Dann kannst Du auch den RAM übernehmen und brauchst keinen neuen kaufen. Das Netzteil müsste ausreichen, ist aber ein ziemlich billiges, ein Markennetzteil ist bei gleicher Wattzahl viel effizienter.


----------



## Herbboy (2. Dezember 2013)

ca 40-50€ fürs Netzteil reichen, aber wenn das SuperFlower 2x PCIe-Stecker bietet, dann reicht das. 

Du hast zwar einen "kleineren" Core i5 für den Sockel 1155 in Deinem PC, aber trotzdem ein Vierkerner, auch 8GB RAM sind vorhanden - an sich reicht das als Grundlage. Du könntest da an sich eine AMD R9 280X oder Nvidia GTX 770 einbauen für jeweils ca 250-260€, die sind ca gleichstark und bringen im Vergleich zur 7870 ca. +40%. Mehr ist nicht nötig. Die nächstbessere Grafikkarte kostet dann nochmal ca 70€ mehr, wäre aber derzeit nur als recht laute Version im "Referenz"-Design zu haben (AMD R9 290), und die beiden vorher genannten sind an sich auch schon Top-Karten, die GTX 770 kostete vor nem halben Jahr noch 100€ mehr.

Vlt. gönn Dir für 80€ eine SSD mit 120GB und installlier dann Windows drauf, das beschleunigt den Alltag "gefühlt" um ein Vielfaches, weil eine SSD grad den alltäglichen Kleinkram blitzschnell lädt.

 Aber ne neue CPU, naja... ich glaub das lohnt sich nicht. Wenn, dann muss direkt alles neu, und das ist zu teuer für das zu erwartende Plus


----------



## LordCrash (2. Dezember 2013)

Übertakte deine GPU und evtl. auch deine CPU, da geht noch was. So kannst du noch 10-20% mehr Leistung rausholen.


----------



## peter020688 (2. Dezember 2013)

Wenn ich das jetzt richtig verstanden habe, sollte eine neue Grafikkarte (eine der o.g.) ausreichen um die aktuellen Spiele flüssig spielen zu können?

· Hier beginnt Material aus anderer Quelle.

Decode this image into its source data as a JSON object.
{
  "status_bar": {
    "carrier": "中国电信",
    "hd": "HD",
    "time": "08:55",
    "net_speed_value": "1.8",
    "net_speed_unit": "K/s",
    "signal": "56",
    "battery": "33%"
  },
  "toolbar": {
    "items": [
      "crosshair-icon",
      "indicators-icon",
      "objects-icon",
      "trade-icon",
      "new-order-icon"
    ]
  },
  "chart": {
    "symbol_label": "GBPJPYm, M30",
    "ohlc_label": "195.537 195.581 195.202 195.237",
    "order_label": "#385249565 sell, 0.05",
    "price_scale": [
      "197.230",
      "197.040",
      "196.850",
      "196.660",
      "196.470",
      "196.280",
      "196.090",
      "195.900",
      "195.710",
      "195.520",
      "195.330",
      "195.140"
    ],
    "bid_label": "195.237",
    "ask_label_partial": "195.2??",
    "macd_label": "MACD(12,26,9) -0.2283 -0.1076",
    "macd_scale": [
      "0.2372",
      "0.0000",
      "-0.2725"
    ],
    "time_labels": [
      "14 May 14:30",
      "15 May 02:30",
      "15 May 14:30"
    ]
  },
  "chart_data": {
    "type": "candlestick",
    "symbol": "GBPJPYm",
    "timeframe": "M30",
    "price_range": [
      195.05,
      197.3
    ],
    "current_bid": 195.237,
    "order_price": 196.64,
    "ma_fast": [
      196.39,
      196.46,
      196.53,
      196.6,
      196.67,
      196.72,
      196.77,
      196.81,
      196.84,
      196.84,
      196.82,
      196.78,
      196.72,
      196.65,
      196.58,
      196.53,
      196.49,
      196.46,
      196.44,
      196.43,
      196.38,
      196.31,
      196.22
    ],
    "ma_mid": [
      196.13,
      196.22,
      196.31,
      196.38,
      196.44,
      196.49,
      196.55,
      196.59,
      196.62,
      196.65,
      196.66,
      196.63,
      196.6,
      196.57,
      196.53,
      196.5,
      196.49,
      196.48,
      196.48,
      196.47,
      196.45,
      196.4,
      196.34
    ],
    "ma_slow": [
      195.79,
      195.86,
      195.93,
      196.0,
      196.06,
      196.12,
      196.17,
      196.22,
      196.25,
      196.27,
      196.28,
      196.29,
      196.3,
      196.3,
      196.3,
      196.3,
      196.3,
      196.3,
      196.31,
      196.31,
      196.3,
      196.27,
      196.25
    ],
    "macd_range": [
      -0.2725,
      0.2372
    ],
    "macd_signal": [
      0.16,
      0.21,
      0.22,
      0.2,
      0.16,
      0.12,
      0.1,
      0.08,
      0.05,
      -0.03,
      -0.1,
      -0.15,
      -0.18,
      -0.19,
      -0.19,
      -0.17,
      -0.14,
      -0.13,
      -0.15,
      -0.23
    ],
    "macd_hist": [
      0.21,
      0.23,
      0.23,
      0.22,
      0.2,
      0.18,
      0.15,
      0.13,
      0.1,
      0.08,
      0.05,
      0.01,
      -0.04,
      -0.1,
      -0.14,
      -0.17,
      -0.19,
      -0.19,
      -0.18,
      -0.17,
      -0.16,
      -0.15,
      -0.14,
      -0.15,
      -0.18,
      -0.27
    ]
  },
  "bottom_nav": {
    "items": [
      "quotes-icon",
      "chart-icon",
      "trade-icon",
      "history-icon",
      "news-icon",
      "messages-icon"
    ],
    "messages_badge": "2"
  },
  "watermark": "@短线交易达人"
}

Soweit ich weiß, benötige ich für die 7870 auch 2 PCI Stecker. Also müsste das passen.

Wie kann ich denn die GPU oder CPU übertakten?


----------



## LordCrash (2. Dezember 2013)

peter020688 schrieb:


> Wenn ich das jetzt richtig verstanden habe, sollte eine neue Grafikkarte (eine der o.g.) ausreichen um die aktuellen Spiele flüssig spielen zu können?
> 
> Soweit ich weiß, benötige ich für die 7870 auch 2 PCI Stecker. Also müsste das passen.
> 
> Wie kann ich denn die GPU oder CPU übertakten?

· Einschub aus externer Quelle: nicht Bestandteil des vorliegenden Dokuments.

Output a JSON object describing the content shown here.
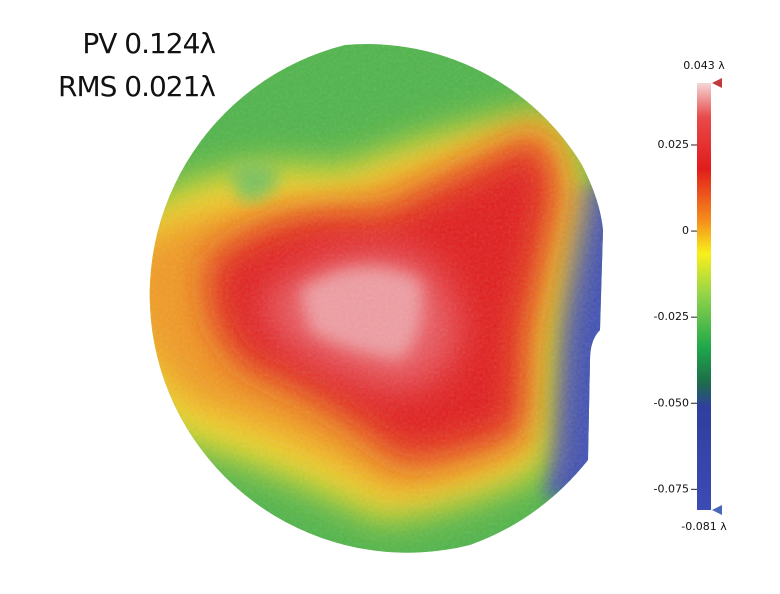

Die HD 7870 reicht für alle aktuellen Spiele aus, wenn man nicht jedes Spiel auf Ultrasettings bei 40 FPS+ spielen will oder mit höherer Auflösung als FullHD.

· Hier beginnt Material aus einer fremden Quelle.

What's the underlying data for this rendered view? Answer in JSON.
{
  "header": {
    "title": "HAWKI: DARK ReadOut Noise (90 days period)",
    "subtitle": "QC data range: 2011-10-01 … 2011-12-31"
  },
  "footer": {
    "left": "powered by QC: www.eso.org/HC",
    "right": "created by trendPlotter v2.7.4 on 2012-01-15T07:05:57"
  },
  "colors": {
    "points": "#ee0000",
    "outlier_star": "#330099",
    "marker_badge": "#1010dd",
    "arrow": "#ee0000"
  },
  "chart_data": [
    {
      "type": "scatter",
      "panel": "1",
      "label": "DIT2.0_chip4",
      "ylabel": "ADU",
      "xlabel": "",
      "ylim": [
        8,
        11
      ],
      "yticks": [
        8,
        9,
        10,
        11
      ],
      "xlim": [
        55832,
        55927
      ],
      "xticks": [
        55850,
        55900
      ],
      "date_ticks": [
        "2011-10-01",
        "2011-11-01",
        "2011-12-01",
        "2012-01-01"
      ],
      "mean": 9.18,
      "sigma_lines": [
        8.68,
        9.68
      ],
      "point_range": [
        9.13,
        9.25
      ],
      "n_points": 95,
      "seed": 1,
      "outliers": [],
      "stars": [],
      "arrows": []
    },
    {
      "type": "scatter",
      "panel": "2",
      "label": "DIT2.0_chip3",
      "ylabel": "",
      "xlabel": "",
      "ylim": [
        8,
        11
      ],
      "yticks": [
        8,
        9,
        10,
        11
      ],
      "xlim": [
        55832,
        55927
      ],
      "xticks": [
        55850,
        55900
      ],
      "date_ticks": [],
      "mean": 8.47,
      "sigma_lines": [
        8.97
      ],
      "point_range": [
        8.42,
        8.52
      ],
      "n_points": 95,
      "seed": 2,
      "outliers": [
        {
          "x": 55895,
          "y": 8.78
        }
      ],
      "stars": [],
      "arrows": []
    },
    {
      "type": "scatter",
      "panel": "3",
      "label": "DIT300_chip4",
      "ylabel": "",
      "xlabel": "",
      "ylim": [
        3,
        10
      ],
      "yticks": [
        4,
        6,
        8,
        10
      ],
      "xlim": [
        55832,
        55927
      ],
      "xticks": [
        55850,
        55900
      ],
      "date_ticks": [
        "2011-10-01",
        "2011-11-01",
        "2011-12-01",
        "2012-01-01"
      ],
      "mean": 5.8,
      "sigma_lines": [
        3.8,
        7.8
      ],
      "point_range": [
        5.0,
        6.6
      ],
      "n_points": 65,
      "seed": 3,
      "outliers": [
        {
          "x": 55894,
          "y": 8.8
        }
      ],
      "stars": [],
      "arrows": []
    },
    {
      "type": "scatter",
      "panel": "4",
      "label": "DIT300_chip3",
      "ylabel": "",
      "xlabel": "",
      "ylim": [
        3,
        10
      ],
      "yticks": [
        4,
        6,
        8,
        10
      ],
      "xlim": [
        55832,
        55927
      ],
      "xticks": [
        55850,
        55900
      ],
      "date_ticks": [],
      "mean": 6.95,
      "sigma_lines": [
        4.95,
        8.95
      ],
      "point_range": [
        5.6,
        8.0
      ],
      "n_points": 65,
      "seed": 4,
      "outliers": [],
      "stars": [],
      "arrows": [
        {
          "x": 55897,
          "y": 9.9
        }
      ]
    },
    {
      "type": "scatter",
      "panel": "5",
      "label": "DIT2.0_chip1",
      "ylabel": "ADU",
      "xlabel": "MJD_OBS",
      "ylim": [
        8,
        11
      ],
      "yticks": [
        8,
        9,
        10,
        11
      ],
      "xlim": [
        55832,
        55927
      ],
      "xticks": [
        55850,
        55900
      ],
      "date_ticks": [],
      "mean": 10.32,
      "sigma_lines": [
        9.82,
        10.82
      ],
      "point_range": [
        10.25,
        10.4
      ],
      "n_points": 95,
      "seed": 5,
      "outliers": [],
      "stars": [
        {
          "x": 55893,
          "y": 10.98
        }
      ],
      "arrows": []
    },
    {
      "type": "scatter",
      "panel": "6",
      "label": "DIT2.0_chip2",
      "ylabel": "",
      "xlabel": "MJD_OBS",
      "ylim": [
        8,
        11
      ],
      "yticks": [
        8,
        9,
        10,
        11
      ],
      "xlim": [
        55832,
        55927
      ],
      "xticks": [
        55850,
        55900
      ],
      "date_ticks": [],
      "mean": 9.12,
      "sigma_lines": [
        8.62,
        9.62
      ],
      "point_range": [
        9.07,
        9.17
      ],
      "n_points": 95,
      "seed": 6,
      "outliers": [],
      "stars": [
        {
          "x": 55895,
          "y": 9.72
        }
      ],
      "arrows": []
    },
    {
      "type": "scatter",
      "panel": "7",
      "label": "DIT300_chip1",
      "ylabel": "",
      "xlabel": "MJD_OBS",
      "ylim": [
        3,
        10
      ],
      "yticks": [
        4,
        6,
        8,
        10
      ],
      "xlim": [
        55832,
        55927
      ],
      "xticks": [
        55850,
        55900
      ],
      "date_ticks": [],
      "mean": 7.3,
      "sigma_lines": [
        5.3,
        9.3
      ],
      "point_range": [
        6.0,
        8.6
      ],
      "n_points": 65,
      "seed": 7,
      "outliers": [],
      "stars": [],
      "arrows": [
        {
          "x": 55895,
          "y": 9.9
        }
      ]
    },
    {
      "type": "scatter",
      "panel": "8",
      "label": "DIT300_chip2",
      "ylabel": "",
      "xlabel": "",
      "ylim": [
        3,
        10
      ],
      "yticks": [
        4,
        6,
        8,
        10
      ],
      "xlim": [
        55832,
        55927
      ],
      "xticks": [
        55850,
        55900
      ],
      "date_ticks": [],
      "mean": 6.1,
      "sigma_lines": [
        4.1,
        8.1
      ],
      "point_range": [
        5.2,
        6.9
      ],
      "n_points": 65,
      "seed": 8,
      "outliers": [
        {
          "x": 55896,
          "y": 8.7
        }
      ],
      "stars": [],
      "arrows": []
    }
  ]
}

Übertakten kannst du deine GPU im Cataylst Treiber selbst (Overdrive). Die CPU muss man im Bios übertakten, zumindest der Turbotakt von 3,2Ghz sollte auf alle vier Kerne dauerhaft drin sein. Anleitungen dazu findest du genug im Internet, einfach Google bemühen oder bei PC Games Hardware suchen.


----------